We are the enlightenment’s willing slaves. It began when a number of 17th century European philosophers upset mankind’s apple cart. They independently and with variations on a theme argued that progress is not determined by God but by us. Progress, they said, is natural, relentless, and linear. We need to think of life, they contended, in terms of straight lines.
The notion was perfectly fine until the trenches of the First World War, extermination camps of the Second, and then, more recently, climate change’s dreadful reality suggested that perhaps positive progress is not so inevitable after all. Maybe progress does not follow a straight line. Perhaps Aboriginal philosophy, the spiritualism that existed long before religions demanded they were right and Locke, Hobbes, and his cohorts insisted they were wrong, were on to a more fundamental and enduring truth. Maybe it’s all about circles.
Consider the talking circle. It is a traditional way for Native North Americans to solve problems. In a traditional talking circle, men sit at the north and the women south. A conductor, who is nearly always silent, sits to the east. A token of some sort – a feather in Native circles – is passed and, like the old camp game, only those with the token can speak. It removes barriers and allows people to freely express themselves as equals with equally valuable experiences and views.
The talking circle is appearing more regularly in corporate boardrooms and team dressing rooms around the world for the simple reason it works remarkably well. Teachers call it a Harkness Table.
The healing circle is the talking circle’s most powerful iteration. Participants speak of whatever is bothering them with others listening without interruption. As parents and psychologists know, the act of speaking allows the first steps toward healing. The act of listening encourages empathy and support and invites not judgement, punishment, or revenge but justice and redemption. Alcoholics Anonymous employs this ancient technique.

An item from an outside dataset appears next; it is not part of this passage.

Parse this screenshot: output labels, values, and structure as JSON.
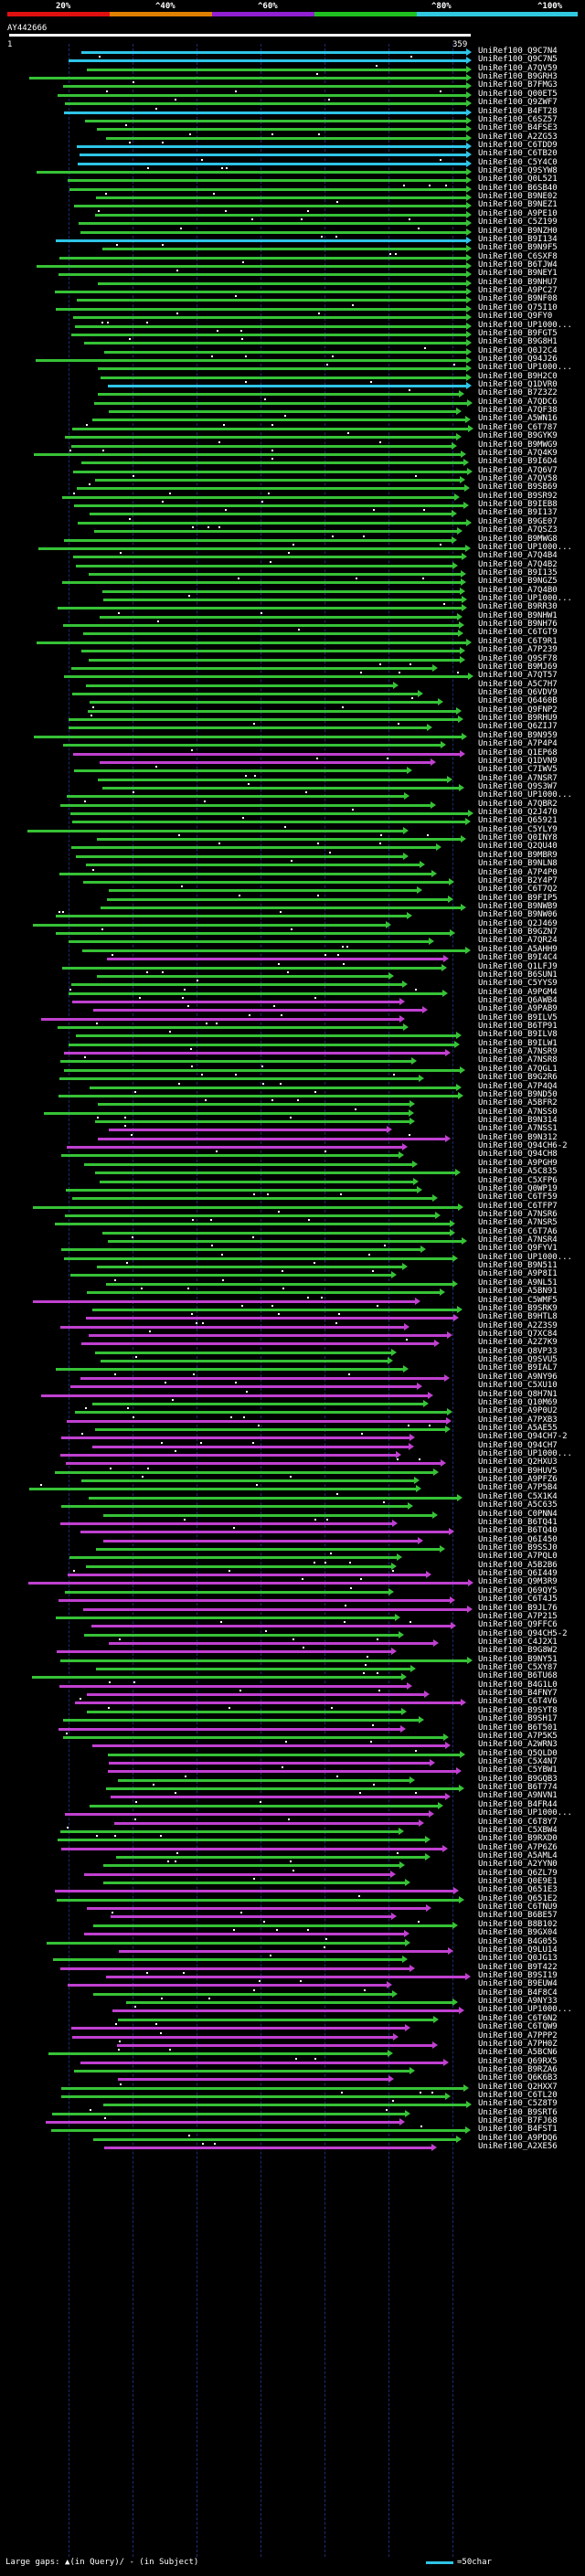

The spiritual among us get it. Hermes Trismegistus once said, “God is a circle whose center is everywhere and whose circumference is nowhere.” The poet T. S. Eliot wrote:
We shall not cease from exploration
And the end of all our exploring
Will be to arrive where we started
And know the place for the first time.
Americans and Canadians are now embroiled in political decision-making. The air is smudged with attacks and promises and the media is focused on tiny, distracting issues while portraying the elections as horse races. The options being presented by the various candidates and parties are really asking voters to consider circles of loyalty and responsibility.
Some are saying we should be loyal only to our immediate families and ourselves. Everyone of a different class, race, region, or nationality be damned. Others are arguing that we should feel loyal to and responsible for those of our own country with those outside its borders on their own. We’ve made it into the tree house, they say, and should happily kicked down the ladder. Still others go further. They argue that we are human beings who share the planet and so should feel loyalty to and responsibility for all, including Earth itself.
When boiled to its essence, the American and Canadian elections are proving that the enlightenment philosophers were wrong and that aboriginal spirituality is right because it is really all about circles. It is about the size, the volume if you will, of our personal circles. So where do you draw your circle of loyalty and responsibility?
Consider that question when you hear a candidate speak of building a fence or helping to save Syrian refugees, supporting those who deny gay or women’s rights or those trying to extend them, propose we all pay a little so we can all be healthier or pay for only ourselves. Think of those using dog whistle code words such as “True Americans” or “Old Stock Canadians.” Where is their circle? Where is yours?